June 12, 2014

Student team pitches mobile app idea to Silicon Valley judges

Young women thrilled by opportunity to take part in Technovation Challenge world finals

A group of engineering and computer science students from the University of Calgary is one of ten teams chosen from hundreds of teams around the world to advance to the world finals of the Technovation Challenge, an entrepreneurship program and competition for young women to imagine, design, develop and pitch a mobile app.

The team, CalgTech, has developed an app called Crop2Community that provides a complete list of where to buy local food in the city along with features such as a clock that indicates what food is in season. The students — the only Canadians and the only ones at the university level — will present their app to the judges, executives from high-tech companies including Dropbox and LinkedIn, in Silicon Valley on June 18.

“Words cannot describe how excited we are,” says Danvy Tran, one of three students from the Schulich School of Engineering on the team. She says learning they had been chosen “was honestly an out-of-body experience…It's not often you get to pitch your mobile application idea in Silicon Valley to a panel of judges consisting of some of the top women in the tech industry.”

The world finals are the culmination of an intensive three-month, 50-hour curriculum that saw the students working with mentor Camille Kotke, a contract services co-ordinator with the Alberta government.

Mea Wang, an assistant professor in the Department of Computer Science in the Faculty of Science, is the regional co-ordinator of the Technovation program. “I’m really proud of the quality of the work the team pulled together,” says Wang. “They have done a fantastic job.”

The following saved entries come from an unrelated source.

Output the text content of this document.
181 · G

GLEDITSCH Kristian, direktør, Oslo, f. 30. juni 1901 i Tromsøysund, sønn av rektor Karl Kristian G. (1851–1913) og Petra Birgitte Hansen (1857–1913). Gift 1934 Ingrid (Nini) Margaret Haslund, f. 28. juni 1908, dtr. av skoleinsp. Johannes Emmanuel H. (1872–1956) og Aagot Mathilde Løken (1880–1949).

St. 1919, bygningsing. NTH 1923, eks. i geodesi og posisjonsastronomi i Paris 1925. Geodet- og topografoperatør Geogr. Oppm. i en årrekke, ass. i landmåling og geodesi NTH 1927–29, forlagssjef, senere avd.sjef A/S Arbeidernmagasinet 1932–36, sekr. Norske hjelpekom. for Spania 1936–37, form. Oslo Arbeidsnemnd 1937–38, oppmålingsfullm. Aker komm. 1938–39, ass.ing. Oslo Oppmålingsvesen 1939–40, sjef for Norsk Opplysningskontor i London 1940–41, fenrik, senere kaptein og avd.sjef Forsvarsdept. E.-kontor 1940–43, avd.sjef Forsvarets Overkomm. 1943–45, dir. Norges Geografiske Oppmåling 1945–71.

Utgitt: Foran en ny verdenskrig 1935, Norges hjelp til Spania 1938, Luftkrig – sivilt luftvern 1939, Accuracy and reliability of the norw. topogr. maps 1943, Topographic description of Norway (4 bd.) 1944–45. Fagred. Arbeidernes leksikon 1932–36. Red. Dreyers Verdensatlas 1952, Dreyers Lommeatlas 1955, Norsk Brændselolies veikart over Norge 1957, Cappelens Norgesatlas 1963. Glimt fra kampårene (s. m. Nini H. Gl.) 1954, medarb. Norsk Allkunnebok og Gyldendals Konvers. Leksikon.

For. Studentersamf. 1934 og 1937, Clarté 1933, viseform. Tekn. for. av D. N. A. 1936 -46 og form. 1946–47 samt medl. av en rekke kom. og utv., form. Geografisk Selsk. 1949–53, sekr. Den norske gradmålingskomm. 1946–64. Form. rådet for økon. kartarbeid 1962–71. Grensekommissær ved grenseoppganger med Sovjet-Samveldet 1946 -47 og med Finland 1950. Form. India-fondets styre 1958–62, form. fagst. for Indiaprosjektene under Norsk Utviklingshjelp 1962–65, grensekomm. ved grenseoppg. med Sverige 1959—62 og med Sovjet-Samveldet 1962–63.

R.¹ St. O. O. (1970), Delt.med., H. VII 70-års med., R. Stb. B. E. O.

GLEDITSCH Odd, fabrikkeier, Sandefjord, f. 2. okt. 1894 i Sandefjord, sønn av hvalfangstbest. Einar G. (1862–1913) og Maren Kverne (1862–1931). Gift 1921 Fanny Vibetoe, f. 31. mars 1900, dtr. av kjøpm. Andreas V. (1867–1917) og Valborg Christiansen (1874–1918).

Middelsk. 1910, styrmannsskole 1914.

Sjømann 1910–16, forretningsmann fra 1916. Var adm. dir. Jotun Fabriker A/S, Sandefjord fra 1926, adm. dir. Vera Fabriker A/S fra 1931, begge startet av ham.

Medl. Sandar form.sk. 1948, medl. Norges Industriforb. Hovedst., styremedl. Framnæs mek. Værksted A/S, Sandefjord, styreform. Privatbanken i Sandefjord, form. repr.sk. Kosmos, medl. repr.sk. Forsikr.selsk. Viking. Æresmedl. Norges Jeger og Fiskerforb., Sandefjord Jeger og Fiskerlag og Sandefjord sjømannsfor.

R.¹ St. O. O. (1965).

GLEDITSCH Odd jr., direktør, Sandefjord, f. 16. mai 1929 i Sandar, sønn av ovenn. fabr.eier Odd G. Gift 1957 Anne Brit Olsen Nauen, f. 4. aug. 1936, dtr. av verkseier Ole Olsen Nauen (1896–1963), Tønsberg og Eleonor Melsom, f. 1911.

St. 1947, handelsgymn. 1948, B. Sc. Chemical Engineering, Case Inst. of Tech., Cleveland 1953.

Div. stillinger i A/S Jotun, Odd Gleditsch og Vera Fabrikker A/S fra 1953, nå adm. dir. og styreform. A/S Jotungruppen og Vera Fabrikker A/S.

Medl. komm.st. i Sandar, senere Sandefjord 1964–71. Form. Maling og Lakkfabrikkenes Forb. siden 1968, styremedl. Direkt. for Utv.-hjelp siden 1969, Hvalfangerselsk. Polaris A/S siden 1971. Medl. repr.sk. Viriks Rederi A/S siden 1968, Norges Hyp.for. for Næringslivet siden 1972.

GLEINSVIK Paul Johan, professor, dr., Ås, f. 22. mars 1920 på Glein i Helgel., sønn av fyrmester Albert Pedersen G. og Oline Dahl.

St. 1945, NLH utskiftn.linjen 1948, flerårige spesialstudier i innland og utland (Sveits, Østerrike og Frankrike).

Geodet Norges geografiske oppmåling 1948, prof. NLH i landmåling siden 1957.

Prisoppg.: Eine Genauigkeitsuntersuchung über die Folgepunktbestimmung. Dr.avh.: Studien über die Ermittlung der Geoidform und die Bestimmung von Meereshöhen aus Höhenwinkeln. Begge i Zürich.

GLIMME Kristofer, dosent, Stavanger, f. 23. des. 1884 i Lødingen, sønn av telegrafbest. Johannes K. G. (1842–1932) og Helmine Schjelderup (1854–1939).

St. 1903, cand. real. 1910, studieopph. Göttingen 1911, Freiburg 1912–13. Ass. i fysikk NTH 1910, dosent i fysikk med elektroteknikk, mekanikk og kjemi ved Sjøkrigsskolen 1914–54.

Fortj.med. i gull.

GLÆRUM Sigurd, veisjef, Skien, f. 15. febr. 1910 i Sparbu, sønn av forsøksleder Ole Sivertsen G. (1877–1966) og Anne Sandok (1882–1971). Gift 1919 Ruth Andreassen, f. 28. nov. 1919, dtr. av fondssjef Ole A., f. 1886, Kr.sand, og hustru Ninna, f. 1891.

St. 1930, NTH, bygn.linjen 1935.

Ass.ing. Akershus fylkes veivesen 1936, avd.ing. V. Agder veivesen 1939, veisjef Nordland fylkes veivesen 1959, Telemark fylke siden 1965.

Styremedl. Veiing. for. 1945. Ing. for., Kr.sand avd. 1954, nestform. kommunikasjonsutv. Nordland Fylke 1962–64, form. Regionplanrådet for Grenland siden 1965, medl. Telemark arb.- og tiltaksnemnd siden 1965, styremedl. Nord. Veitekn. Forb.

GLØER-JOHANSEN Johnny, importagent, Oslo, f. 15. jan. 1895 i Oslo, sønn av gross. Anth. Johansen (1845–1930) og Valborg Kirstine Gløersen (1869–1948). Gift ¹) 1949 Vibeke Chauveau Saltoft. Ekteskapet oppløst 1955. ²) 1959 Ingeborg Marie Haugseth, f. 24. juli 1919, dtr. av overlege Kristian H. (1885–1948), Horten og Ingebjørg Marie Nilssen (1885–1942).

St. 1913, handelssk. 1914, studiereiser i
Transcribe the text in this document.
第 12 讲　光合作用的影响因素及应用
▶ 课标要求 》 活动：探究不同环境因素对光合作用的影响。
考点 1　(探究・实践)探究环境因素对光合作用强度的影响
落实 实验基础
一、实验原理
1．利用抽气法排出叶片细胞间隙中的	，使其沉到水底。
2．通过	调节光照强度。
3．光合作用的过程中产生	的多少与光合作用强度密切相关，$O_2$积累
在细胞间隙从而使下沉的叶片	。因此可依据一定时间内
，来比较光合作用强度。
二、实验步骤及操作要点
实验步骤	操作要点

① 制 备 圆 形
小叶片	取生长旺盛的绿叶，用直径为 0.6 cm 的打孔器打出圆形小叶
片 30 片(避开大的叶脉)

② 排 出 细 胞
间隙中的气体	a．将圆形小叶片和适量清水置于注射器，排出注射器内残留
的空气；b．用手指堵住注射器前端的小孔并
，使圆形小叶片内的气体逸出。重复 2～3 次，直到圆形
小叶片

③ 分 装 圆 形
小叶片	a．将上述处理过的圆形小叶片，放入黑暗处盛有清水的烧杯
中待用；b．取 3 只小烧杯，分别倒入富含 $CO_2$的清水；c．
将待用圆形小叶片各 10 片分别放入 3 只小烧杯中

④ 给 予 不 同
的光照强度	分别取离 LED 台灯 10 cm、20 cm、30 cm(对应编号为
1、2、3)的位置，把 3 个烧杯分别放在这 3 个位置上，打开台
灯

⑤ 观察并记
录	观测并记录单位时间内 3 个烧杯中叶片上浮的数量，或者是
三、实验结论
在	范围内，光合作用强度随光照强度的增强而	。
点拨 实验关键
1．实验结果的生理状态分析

The team members admit to being a little nervous but they have a lot of confidence in Crop2Community and they’re working hard — “practice, practice, practice” — to get ready for the final pitch.

When they started working on their app in March, it was just about learning technical, programming and marketing skills. “But as we went through the program, we started to consider releasing this app to the public,” says Tran.

Whether or not they win the grand prize of $5,000, the team is thrilled to be part of the Technovation Challenge. “It's also just a huge honour to be chosen as a finalist, so no matter what the outcome, we'll be proud of our accomplishments.”